Claro. Todos os livros são pontes e fazem-nos construir pontes e trazem-nos para outra realidade.
Veja na página seguinte: Os escritores de que o escritor mais gosta
O que significou, para si, ser semifinalista do Man Booker International Prize?
Os prémios são uma lotaria. Se acontecer, aconteceu, mas não penso nisso.
Mas um prémio destes é importante para o reconhecimento?
Mais do que reconhecimento, ajuda na venda dos livros em língua inglesa e ajuda, sobretudo, nos direitos de autor. É importante para a minha agente, que irá trabalhar mais.
Quais são os escritores que mais gosta?
É impossível de dizer, porque vou-me apaixonando por vários autores ao logo dos anos e espero que isso continue a acontecer. Mas os que mais me marcaram no início foram Eça de Queirós, Jorge Luis Borges, Garcia Marques e Ruben de Fonseca.
É habitual ser interpelado por jovens escritores para dar a sua opinião sobre o que escrevem?
Acontece muito e tenho pena não ter muita disponibilidade para ler e poder responder a todos.
E já aconteceu ser surpreendido?
Sim e no livro «Teoria Geral do Esquecimento» publiquei dois poemas, feitos de propósito para uma personagem, que são de uma poetisa brasileira que eu conheci no lançamento de um livro. Ela veio ter comigo e entregou-me uma folhinha, com um hakui muito bonito, que tinha o endereço do seu blogue e, como era muito bom, entrei em contacto com ela. Mas é raro acontecer.

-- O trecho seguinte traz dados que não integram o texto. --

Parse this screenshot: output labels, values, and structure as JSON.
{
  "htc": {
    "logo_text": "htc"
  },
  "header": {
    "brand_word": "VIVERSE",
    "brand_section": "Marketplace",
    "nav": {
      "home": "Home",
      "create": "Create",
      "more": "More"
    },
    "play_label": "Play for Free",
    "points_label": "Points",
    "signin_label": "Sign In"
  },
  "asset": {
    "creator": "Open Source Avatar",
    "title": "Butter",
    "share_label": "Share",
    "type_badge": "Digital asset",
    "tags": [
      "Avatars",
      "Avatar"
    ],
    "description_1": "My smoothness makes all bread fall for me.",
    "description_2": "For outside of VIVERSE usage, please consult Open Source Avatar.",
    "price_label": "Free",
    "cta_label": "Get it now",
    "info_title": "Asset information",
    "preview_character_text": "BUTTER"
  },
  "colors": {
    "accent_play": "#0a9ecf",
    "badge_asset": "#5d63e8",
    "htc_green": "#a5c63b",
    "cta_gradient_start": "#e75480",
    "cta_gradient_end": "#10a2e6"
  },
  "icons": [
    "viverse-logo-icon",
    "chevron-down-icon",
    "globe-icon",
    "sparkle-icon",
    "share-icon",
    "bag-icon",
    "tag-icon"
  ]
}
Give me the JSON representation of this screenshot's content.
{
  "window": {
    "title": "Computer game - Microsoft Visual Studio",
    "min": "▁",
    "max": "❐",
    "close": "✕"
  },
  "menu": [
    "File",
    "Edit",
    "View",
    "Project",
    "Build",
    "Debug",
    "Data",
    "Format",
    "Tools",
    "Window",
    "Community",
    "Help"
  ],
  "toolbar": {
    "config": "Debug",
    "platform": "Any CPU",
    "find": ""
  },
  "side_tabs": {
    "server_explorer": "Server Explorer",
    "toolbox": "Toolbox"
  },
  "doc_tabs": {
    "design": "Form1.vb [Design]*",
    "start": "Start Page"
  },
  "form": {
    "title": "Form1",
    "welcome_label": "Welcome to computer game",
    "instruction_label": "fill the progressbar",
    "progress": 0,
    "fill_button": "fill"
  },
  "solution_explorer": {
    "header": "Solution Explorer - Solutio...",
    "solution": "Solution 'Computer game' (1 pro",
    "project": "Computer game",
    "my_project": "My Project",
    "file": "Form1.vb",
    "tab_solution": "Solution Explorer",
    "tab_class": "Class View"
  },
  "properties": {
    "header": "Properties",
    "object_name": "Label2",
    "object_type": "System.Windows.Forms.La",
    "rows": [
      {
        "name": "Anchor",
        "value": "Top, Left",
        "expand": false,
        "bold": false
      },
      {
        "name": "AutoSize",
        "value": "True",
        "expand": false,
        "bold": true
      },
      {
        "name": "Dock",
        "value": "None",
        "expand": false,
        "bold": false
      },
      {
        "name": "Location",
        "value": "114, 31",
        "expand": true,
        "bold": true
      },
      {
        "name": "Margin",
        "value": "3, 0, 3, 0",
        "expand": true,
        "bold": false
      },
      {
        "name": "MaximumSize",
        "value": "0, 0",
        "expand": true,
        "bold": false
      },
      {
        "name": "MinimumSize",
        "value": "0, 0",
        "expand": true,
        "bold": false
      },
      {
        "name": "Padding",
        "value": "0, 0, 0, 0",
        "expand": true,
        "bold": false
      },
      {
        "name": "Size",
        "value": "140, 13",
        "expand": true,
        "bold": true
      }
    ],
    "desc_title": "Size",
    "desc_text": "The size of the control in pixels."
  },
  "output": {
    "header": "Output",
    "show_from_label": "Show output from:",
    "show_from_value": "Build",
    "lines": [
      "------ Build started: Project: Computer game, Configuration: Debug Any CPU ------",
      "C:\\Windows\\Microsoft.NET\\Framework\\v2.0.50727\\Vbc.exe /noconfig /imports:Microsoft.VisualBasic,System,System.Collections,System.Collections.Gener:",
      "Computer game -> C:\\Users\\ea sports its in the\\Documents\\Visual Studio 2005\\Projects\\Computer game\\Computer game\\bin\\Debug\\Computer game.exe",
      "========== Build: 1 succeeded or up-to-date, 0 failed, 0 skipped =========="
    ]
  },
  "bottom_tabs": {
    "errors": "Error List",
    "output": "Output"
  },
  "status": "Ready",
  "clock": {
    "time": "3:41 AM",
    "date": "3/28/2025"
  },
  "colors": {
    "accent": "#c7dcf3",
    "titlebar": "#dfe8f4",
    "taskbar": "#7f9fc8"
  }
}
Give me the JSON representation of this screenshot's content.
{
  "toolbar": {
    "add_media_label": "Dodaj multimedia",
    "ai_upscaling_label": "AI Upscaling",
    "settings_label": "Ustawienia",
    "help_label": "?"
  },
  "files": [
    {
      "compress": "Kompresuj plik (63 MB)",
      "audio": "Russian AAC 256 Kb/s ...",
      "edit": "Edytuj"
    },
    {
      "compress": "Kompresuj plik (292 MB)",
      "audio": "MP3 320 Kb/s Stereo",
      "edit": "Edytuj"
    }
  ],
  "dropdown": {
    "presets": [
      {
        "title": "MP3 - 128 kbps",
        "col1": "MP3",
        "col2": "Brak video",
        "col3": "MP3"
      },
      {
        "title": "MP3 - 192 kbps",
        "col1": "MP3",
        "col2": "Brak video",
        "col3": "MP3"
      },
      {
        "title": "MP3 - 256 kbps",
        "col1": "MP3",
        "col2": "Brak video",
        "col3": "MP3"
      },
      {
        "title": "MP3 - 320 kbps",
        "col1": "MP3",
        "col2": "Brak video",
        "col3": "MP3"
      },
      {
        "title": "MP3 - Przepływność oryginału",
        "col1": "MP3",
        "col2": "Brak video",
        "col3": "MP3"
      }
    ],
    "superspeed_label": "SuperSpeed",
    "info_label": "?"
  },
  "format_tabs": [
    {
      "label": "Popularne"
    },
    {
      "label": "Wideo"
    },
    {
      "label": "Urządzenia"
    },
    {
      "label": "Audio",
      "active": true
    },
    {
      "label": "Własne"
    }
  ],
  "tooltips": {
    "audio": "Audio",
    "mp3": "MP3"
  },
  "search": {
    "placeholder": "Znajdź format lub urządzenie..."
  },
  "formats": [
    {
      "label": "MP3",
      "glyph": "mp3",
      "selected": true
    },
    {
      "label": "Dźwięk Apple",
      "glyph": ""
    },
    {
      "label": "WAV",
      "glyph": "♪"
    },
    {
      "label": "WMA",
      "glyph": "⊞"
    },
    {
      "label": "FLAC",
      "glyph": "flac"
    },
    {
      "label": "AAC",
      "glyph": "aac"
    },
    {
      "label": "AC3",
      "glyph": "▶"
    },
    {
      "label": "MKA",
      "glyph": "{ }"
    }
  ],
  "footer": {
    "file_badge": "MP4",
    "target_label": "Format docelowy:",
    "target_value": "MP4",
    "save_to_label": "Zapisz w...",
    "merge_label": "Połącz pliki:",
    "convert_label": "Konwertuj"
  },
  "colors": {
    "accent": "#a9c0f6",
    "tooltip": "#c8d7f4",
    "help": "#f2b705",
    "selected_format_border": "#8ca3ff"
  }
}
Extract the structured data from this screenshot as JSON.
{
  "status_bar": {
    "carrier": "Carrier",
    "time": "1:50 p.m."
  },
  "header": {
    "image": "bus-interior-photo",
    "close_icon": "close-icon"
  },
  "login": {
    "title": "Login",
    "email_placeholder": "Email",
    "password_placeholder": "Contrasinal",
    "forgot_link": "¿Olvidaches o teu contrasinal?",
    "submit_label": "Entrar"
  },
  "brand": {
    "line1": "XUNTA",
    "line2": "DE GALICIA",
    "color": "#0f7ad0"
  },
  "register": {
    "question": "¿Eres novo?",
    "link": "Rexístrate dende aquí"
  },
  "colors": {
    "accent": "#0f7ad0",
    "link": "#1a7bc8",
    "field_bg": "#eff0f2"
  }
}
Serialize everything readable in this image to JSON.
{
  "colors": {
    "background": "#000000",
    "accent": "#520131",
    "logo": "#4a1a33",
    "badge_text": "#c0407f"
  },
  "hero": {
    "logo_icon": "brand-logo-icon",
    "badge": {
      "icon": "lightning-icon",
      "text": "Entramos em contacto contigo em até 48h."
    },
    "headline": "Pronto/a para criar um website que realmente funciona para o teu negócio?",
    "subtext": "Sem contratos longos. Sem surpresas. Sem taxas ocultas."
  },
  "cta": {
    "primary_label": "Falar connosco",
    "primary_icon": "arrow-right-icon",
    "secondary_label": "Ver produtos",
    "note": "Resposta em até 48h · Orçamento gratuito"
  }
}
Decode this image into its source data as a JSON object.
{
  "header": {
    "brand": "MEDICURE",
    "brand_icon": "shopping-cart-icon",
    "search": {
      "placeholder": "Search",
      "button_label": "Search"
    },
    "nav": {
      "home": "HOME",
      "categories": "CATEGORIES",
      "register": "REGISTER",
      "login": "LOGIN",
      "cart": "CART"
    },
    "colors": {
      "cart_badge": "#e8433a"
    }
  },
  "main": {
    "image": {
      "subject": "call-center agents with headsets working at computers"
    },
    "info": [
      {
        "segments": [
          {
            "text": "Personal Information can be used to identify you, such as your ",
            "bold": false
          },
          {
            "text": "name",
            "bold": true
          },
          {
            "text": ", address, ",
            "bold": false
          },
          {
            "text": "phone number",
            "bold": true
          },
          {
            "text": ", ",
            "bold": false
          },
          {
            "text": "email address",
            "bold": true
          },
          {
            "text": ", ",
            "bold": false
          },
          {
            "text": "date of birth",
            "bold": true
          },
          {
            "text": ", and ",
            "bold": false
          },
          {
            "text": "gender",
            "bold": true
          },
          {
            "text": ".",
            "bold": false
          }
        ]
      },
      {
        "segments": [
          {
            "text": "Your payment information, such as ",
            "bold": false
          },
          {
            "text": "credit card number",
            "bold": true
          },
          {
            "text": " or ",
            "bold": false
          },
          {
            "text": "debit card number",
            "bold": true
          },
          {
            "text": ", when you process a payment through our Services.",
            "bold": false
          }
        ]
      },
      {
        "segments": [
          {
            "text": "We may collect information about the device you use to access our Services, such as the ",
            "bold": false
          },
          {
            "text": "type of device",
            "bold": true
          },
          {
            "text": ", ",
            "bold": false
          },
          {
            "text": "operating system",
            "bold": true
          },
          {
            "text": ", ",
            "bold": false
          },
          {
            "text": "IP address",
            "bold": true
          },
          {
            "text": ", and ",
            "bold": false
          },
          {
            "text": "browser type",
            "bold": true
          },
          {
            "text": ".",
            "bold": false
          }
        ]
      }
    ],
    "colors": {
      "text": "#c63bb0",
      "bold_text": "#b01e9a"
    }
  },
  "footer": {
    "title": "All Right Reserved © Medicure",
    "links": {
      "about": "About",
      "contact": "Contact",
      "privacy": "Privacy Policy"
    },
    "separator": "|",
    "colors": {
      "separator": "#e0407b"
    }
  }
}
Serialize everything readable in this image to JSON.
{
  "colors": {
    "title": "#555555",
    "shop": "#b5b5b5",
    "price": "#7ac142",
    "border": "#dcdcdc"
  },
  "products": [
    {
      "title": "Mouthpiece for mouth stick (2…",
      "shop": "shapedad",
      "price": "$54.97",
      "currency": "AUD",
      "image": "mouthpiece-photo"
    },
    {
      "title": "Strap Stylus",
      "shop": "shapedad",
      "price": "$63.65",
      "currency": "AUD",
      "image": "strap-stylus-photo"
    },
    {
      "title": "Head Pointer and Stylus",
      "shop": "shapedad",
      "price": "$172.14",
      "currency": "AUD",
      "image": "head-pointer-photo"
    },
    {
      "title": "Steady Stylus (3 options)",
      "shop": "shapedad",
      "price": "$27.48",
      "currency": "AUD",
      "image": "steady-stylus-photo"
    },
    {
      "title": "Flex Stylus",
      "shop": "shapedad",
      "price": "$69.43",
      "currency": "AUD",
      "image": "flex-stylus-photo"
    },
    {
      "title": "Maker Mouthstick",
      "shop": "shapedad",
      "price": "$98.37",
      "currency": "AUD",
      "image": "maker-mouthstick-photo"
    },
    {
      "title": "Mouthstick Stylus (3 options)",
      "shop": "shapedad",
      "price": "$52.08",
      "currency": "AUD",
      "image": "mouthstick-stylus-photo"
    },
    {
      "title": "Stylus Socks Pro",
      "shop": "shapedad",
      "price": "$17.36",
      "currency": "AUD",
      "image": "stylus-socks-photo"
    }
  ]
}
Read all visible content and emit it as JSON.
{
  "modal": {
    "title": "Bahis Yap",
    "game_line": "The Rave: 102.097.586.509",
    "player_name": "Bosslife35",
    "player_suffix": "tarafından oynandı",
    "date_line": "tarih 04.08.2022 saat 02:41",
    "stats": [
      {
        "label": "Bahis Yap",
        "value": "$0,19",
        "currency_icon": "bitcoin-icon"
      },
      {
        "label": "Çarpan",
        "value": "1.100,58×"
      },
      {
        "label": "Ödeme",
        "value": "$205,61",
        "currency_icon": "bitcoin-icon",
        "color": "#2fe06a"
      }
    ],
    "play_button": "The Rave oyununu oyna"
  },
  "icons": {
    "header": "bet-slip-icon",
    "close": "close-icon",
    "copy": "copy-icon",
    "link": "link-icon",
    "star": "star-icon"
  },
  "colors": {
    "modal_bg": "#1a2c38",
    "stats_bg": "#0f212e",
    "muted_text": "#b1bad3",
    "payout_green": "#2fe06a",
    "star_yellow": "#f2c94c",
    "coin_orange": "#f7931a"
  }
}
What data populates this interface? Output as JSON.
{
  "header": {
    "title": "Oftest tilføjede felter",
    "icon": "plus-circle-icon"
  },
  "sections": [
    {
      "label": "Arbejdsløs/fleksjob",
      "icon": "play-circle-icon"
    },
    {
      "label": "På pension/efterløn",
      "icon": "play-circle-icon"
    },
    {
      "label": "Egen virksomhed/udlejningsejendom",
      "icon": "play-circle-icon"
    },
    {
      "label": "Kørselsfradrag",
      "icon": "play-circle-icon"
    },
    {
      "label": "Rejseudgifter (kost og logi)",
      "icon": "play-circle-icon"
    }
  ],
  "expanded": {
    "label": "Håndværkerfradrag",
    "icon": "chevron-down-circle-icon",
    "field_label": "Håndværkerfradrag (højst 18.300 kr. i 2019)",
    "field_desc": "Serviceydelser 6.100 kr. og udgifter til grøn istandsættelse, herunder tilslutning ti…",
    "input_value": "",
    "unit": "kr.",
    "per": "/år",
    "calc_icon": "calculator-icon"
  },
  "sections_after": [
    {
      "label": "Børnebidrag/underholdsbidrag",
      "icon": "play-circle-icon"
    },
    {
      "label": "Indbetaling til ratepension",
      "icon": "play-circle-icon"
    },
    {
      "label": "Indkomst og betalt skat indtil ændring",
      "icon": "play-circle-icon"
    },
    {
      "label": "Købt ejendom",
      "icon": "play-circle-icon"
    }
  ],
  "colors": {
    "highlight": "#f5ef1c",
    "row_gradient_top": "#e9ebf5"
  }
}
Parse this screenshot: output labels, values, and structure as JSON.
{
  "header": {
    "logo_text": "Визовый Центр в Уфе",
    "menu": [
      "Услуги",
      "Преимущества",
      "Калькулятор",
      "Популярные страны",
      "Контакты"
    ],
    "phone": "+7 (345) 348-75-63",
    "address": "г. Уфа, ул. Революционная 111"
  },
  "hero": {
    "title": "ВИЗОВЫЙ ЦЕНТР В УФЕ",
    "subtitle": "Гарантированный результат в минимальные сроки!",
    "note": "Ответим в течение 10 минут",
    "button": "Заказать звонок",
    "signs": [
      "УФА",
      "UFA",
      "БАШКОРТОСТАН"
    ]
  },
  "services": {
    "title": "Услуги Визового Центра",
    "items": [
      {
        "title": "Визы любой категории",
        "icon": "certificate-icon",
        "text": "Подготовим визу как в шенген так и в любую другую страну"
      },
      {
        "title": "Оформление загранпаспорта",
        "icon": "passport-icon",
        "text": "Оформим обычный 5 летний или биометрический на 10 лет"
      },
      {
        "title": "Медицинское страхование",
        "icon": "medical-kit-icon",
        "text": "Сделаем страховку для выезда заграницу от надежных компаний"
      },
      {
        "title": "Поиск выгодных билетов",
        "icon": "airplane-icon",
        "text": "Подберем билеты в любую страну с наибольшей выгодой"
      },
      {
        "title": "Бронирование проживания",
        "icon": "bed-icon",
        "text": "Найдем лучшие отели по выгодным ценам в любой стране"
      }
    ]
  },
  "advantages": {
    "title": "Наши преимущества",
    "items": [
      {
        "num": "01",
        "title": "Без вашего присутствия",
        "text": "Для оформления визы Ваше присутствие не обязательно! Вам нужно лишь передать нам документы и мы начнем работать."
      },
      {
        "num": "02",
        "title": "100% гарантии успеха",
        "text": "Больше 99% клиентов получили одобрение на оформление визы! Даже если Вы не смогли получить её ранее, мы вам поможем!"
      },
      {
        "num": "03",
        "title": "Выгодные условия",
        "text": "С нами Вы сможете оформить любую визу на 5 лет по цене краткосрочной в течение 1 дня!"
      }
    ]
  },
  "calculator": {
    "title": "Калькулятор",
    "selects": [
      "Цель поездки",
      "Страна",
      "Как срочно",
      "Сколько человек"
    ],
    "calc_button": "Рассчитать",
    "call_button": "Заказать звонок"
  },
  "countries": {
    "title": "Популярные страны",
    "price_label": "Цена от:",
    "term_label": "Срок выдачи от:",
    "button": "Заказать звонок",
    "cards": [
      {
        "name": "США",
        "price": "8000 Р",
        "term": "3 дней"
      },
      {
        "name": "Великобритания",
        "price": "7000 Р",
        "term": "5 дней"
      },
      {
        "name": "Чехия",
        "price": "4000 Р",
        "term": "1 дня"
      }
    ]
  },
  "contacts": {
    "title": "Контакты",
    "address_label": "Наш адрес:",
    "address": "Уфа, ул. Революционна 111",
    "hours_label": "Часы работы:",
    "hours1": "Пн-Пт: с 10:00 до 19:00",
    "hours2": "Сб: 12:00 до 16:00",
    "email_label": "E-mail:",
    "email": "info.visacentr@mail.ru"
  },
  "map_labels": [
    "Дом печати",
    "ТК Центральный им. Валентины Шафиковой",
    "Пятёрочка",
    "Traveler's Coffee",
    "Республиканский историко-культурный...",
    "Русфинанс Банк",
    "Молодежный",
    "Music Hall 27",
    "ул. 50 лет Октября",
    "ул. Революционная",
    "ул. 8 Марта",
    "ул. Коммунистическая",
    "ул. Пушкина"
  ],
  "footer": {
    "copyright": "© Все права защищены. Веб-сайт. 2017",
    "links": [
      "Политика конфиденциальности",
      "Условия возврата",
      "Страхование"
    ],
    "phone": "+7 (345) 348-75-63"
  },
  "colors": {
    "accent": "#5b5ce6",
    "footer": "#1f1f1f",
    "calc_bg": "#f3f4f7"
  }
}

O que se deve fazer para as crianças lerem mais?
Depende muito da forma como são criadas, se têm acesso a livros e se os pais lhes lêem livros.
E as novas tecnologias estão a pôr em perigo a leitura?
Não. Temos jovens que são grandes leitores. Uma criança de 10 ou 11 anos que lê a colecção do Harry Potter, que são livros grandes, vai ser um grande leitor.
O que é para si saber viver?
É saber não ter e fruir. É não ter o barco, mas ter a viagem, é poder ler sem ter de ter os livros. É poder ouvir música sem ter os discos e as novas tecnologias ajudam a isso. A desmaterialização é muito interessante e as pessoas realmente felizes não são as que tem muito, mas as que sabem não ter…
Texto: Rita Caetano com Artur (fotografia)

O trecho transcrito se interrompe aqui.